A Woman Waits for Me

  A woman waits for me, she contains all, nothing is lacking,
  Yet all were lacking if sex were lacking, or if the moisture of the
      right man were lacking.

  Sex contains all, bodies, souls,
  Meanings, proofs, purities, delicacies, results, promulgations,
  Songs, commands, health, pride, the maternal mystery, the seminal milk,
  All hopes, benefactions, bestowals, all the passions, loves,
      beauties, delights of the earth,
  All the governments, judges, gods, follow'd persons of the earth,
  These are contain'd in sex as parts of itself and justifications of itself.
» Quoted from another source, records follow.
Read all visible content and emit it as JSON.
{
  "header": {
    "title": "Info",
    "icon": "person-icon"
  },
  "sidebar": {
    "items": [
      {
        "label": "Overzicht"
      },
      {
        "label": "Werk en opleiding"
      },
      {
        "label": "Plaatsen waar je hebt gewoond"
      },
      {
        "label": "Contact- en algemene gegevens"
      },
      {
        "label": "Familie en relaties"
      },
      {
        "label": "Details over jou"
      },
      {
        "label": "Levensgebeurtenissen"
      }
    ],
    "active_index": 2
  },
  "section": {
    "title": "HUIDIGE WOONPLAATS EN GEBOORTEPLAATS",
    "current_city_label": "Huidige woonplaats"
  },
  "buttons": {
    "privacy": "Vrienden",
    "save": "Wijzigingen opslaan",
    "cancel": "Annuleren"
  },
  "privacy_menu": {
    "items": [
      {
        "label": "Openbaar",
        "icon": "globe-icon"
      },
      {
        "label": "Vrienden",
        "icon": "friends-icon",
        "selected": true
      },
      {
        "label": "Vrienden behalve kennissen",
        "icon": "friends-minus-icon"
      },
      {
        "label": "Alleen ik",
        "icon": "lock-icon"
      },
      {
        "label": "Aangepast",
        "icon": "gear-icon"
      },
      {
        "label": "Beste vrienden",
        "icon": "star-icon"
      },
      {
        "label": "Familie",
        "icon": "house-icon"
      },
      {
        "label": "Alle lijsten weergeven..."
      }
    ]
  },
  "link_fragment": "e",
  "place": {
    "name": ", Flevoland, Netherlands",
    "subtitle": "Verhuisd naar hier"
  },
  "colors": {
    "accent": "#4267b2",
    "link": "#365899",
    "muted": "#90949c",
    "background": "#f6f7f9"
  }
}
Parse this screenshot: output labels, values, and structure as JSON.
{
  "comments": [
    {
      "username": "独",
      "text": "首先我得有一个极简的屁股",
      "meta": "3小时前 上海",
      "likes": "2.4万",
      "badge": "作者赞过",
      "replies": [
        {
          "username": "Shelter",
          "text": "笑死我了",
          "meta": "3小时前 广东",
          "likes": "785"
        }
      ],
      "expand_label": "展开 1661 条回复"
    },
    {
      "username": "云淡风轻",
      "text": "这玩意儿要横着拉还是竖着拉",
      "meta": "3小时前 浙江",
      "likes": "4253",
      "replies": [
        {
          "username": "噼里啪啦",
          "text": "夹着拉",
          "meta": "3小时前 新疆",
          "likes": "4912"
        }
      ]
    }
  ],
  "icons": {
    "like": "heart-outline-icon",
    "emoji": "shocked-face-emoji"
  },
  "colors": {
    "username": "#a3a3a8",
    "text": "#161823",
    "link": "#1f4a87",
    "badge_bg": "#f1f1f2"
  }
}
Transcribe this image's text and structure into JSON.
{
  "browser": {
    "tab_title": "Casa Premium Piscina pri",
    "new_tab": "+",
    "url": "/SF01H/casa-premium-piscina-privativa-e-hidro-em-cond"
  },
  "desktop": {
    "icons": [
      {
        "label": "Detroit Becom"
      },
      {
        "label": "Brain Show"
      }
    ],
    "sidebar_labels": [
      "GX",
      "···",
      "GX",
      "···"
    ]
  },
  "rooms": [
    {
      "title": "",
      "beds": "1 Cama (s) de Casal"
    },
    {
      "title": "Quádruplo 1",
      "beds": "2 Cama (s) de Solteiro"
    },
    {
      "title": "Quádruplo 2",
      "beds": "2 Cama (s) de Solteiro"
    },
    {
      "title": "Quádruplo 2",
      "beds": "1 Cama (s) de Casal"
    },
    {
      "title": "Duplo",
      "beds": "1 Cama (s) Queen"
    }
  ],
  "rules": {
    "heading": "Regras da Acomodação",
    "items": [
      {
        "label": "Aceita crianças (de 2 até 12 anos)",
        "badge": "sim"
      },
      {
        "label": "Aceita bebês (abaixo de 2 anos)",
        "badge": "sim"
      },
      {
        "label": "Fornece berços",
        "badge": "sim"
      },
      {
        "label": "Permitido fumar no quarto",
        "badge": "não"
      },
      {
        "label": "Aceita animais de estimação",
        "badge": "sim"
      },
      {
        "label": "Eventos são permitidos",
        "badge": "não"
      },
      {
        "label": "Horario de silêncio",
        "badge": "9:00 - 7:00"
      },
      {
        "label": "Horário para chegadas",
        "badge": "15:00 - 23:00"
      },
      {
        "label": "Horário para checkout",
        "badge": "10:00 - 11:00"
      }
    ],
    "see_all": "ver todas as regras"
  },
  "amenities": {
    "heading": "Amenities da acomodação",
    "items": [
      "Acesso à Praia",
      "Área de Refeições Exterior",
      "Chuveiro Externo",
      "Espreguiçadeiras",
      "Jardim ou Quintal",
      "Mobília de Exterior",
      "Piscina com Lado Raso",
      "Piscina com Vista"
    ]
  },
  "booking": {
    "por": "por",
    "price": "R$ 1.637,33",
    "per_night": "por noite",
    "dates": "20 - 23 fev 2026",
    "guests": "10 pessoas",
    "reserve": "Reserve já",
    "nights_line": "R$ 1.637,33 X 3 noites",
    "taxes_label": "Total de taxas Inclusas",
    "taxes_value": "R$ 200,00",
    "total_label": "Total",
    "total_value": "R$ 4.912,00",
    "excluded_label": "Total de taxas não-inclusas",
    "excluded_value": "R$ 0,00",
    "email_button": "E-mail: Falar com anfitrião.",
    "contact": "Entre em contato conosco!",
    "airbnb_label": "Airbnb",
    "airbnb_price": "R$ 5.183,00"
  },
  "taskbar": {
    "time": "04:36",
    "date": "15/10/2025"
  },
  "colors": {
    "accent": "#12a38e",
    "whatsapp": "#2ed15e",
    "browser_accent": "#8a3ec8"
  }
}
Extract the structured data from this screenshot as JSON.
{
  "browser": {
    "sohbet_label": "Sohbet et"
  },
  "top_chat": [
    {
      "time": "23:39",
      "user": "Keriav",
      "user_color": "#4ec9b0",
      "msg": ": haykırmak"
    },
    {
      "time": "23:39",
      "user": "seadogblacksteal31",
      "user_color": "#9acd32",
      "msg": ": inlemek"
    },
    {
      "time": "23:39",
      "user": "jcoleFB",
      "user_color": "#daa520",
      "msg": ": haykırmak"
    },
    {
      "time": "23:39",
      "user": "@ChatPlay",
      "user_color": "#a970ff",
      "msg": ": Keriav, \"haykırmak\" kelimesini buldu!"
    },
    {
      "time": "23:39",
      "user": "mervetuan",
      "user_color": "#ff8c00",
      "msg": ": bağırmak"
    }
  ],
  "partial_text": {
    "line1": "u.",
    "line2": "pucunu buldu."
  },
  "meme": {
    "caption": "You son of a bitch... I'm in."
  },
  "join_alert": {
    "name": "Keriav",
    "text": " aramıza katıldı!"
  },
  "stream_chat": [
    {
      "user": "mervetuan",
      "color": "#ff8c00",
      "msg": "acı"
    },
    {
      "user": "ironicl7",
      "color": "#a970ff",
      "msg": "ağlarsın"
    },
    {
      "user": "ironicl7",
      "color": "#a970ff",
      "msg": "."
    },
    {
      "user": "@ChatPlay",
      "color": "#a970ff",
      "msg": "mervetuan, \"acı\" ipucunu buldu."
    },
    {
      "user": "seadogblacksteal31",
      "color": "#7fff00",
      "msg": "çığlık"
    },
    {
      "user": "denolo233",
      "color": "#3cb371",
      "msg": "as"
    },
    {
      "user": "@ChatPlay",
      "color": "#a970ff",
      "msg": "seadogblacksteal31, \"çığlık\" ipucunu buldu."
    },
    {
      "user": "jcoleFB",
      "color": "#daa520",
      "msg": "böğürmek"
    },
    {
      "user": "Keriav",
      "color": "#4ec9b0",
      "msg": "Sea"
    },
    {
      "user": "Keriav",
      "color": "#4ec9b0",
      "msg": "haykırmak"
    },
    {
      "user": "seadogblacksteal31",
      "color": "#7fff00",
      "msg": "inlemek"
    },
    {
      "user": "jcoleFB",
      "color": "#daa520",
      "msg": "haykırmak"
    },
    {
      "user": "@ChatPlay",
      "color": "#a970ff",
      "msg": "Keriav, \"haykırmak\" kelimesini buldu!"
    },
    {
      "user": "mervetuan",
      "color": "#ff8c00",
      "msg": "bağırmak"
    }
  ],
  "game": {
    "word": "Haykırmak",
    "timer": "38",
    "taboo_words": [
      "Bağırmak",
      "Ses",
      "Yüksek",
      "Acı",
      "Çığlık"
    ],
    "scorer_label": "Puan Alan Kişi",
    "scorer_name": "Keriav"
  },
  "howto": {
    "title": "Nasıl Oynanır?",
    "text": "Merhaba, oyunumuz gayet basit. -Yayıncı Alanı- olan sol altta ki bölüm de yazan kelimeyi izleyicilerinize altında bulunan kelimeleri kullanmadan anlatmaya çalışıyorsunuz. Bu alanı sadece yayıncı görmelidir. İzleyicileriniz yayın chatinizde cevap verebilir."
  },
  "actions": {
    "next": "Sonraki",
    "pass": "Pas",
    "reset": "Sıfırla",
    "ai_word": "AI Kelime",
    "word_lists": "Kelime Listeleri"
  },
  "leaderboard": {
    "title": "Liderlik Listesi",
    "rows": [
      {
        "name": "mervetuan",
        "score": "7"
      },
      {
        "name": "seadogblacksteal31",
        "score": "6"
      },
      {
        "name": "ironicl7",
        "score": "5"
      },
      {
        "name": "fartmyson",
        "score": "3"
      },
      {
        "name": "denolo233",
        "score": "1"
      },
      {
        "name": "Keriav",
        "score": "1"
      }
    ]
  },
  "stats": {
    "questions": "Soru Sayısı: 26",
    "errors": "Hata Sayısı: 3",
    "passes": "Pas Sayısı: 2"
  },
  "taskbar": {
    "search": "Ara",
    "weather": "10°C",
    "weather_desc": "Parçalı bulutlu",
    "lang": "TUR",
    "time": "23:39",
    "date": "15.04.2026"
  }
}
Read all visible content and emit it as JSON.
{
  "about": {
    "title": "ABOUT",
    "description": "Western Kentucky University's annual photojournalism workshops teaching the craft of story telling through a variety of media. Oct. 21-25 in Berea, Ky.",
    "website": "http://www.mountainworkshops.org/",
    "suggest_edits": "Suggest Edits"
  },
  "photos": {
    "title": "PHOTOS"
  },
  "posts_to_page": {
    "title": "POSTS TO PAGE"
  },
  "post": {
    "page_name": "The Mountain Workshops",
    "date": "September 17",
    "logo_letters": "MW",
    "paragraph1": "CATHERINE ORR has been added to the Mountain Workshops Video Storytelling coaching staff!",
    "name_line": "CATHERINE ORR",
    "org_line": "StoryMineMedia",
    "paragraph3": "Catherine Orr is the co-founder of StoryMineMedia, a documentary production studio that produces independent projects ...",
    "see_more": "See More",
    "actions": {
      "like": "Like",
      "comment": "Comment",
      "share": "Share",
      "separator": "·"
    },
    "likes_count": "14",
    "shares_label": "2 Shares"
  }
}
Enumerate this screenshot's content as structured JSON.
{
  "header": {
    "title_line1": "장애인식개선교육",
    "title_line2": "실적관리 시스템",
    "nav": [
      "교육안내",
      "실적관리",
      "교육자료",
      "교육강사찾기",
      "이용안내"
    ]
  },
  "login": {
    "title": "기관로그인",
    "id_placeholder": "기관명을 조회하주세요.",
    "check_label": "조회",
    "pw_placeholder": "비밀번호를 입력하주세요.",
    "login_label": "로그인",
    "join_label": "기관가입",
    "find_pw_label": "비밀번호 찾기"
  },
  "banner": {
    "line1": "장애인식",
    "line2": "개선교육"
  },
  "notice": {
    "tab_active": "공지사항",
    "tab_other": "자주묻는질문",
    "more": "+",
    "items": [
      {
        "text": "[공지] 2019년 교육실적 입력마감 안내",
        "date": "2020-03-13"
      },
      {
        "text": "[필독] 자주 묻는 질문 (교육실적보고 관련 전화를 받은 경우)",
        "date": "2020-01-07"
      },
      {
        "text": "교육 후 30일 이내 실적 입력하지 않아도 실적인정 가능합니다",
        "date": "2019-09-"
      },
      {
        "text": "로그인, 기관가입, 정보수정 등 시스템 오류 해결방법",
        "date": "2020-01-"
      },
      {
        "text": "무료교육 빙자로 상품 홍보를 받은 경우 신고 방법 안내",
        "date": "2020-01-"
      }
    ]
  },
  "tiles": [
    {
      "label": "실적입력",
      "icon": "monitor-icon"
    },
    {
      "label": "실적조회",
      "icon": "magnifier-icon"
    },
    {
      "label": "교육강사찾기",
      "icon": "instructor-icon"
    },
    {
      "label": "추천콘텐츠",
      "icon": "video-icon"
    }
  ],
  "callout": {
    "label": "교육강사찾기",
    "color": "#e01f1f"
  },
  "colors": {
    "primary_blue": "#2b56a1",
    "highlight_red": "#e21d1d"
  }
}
  Without shame the man I like knows and avows the deliciousness of his sex,
  Without shame the woman I like knows and avows hers.

  Now I will dismiss myself from impassive women,
  I will go stay with her who waits for me, and with those women that
      are warm-blooded and sufficient for me,
  I see that they understand me and do not deny me,
  I see that they are worthy of me, I will be the robust husband of
      those women.

  They are not one jot less than I am,
  They are tann'd in the face by shining suns and blowing winds,
  Their flesh has the old divine suppleness and strength,
  They know how to swim, row, ride, wrestle, shoot, run, strike,
      retreat, advance, resist, defend themselves,
  They are ultimate in their own right—they are calm, clear,
      well-possess'd of themselves.

  I draw you close to me, you women,
  I cannot let you go, I would do you good,
  I am for you, and you are for me, not only for our own sake, but for
      others' sakes,
  Envelop'd in you sleep greater heroes and bards,
  They refuse to awake at the touch of any man but me.

  It is I, you women, I make my way,
  I am stern, acrid, large, undissuadable, but I love you,
  I do not hurt you any more than is necessary for you,
  I pour the stuff to start sons and daughters fit for these States, I
      press with slow rude muscle,
  I brace myself effectually, I listen to no entreaties,
  I dare not withdraw till I deposit what has so long accumulated within me.

  Through you I drain the pent-up rivers of myself,
  In you I wrap a thousand onward years,
  On you I graft the grafts of the best-beloved of me and America,
  The drops I distil upon you shall grow fierce and athletic girls,
      new artists, musicians, and singers,
  The babes I beget upon you are to beget babes in their turn,
  I shall demand perfect men and women out of my love-spendings,
  I shall expect them to interpenetrate with others, as I and you
      inter-penetrate now,
  I shall count on the fruits of the gushing showers of them, as I
      count on the fruits of the gushing showers I give now,
  I shall look for loving crops from the birth, life, death,
      immortality, I plant so lovingly now.